Every consideration of financial stewardship must begin with the recognition that money and possessions are not to become our God. According to the larger of Martin Luther’s two catechisms, our God is that on which our heart relies and depends. And as Luther goes on to note, money and possessions can very easily become an object of such reliance, dependence, and trust. The New Testament couldn’t agree any more fully or completely.
Take the Sermon on the Mount, for instance. At one point during that sermon, Jesus states the matter plainly. According to our Lord and Savior, we cannot serve both God and money, (Matthew 6:24). As a certain rich man was to learn (Matthew 16:16-22), our trust in God must always come before any trust we might have in bank accounts and investment portfolios. In complete keeping with the first and most important commandment (Exodus 20:3), any treatment of financial stewardship must begin with the recognition that money and possessions are not to become our God.
Once money and possessions have been put in their proper place, their use can be directed by two, other principles. The first is the love of both our human and nonhuman neighbors. The second is the praise and glorification of God. Both of these principles are so thoroughly biblical that any reader of the Bible will encounter them again and again. At first blush, they may seem to travel in different directions, but they really don’t. One cannot praise and glorify God unless one also prizes the world God loved so dearly that Jesus was given to die for it, (John 3:16). Or as another biblical writer puts it, it’s a lie to say we love God if we also don’t love the people and world we can actually see, (1 John 4:20).
After the above is understood, all that’s left to do is to praise and glorify God by using our financial resources to improve the spiritual or physical wellbeing of the world God loves so passionately. As we pursue that end, some would say we should give spiritual concerns the priority. Others would say the exact opposite, claiming that physical concerns should come first. My own opinion is that neither distinction is necessary.

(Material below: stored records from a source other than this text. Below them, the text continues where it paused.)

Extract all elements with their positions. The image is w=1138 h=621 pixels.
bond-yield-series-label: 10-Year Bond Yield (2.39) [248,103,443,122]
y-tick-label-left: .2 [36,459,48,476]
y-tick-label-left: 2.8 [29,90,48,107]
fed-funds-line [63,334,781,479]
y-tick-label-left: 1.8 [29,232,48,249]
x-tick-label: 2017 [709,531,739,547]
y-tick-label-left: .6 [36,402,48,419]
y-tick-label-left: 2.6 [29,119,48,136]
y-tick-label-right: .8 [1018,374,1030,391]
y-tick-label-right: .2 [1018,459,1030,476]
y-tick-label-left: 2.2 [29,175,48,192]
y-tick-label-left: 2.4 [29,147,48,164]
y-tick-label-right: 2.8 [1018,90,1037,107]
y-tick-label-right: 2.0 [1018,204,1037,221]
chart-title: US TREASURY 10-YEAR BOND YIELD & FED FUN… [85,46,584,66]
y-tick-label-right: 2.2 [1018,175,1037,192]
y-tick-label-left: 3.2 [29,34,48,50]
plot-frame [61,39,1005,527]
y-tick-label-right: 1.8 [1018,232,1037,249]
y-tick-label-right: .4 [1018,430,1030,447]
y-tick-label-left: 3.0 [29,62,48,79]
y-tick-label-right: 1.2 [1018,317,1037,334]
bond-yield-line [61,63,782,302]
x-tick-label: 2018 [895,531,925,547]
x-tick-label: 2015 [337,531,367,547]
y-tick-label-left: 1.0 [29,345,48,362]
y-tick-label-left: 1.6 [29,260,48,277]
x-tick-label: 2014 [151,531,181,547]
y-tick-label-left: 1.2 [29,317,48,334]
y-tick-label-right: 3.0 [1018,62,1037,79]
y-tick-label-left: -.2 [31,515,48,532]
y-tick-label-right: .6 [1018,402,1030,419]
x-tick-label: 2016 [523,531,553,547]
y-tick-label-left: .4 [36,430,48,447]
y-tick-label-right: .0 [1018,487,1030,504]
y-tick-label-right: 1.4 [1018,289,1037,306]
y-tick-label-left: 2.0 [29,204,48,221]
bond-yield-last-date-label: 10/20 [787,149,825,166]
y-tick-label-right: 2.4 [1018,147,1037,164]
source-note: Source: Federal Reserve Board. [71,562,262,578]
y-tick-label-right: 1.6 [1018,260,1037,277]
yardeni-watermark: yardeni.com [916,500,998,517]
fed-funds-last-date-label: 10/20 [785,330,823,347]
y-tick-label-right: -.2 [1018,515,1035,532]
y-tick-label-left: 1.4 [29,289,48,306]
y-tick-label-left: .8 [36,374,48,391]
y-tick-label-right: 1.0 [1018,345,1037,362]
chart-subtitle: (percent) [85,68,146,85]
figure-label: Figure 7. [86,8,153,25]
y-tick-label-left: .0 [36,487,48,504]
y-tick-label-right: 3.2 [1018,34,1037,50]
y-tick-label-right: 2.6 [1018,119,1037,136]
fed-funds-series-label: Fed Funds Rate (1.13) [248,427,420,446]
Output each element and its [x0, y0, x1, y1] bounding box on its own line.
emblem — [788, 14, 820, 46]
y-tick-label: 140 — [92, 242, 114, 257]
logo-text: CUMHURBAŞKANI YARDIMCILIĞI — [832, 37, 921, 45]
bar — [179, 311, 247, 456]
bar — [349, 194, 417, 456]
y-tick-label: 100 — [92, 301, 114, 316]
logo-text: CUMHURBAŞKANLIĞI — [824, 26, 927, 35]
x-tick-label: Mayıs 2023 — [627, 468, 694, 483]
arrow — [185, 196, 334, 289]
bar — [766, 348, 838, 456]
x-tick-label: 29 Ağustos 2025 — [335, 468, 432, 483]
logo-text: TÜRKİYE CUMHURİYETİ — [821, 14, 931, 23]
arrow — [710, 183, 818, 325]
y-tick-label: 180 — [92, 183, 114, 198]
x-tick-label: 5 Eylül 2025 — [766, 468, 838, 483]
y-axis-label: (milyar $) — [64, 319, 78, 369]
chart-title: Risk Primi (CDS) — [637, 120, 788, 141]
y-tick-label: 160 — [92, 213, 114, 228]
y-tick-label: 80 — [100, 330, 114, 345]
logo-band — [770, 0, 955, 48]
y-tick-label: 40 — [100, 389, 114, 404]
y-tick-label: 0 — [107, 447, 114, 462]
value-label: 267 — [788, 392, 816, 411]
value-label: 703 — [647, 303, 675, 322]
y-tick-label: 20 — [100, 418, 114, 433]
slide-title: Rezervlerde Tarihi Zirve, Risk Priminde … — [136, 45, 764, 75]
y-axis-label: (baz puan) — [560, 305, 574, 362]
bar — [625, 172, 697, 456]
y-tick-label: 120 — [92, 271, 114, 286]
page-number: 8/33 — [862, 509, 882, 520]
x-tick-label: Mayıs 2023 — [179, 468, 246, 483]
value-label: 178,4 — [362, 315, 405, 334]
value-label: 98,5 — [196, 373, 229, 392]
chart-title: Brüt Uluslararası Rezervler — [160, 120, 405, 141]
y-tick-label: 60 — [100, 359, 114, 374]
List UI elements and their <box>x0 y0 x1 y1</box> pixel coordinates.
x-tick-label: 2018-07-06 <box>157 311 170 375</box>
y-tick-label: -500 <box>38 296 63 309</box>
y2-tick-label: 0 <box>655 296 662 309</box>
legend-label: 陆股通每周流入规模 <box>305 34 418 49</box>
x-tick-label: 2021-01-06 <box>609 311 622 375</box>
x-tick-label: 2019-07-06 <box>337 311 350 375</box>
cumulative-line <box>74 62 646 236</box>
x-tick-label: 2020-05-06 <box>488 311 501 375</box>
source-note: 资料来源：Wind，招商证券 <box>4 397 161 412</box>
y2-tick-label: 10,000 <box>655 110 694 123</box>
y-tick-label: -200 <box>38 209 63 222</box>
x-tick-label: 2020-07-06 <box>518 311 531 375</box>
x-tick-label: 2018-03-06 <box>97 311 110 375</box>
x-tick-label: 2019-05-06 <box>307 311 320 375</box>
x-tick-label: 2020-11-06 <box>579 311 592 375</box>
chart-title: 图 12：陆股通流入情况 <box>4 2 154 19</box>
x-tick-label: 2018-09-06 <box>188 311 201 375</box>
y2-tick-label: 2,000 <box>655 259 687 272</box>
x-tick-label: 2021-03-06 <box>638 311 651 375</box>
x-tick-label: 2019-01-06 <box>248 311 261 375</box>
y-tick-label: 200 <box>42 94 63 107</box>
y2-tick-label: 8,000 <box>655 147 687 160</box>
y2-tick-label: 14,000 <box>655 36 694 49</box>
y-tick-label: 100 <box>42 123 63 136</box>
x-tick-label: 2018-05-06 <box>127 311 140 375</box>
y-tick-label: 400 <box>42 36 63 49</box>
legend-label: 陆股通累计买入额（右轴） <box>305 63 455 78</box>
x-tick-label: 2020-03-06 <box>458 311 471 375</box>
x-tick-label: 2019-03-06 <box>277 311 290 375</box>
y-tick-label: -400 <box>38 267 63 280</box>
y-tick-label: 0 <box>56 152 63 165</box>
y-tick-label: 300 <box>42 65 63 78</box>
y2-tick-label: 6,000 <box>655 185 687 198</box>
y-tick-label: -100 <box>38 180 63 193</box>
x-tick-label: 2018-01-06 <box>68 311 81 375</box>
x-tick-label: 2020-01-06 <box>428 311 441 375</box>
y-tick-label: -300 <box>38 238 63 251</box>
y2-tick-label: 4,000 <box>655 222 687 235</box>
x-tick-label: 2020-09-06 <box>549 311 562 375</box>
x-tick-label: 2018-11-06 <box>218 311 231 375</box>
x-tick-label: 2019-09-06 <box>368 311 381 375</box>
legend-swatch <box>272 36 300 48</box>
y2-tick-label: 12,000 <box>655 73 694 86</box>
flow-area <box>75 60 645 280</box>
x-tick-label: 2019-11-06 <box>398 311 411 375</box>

To quote the Bible, as we image God for those around us, (Genesis 1:27), we are also to tend and till the world God has given us, (Genesis 2:15). Similarly, as we care for the harassed and the helpless, (Matthew 9:36), we are also to make disciples of all nations, baptizing them in the name of the Holy Trinity and teaching them to obey everything Jesus has commanded us, (Matthew 28:19-20). To me, any distinction made between physical and spiritual concerns is a false one. Both concerns are equally important. In my book, our financial stewardship should consciously seek to address both the spiritual and physical wellbeing of our neighbors, giving neither one short shrift. In terms of the particulars, prayer, the study of God’s Word, and fellowship with the Church and its worship will more than fill in the blanks. As the Holy Spirit fills in those blanks, may we respond as we are able, all the while knowing that we’ll praise and glorify God whenever we do so.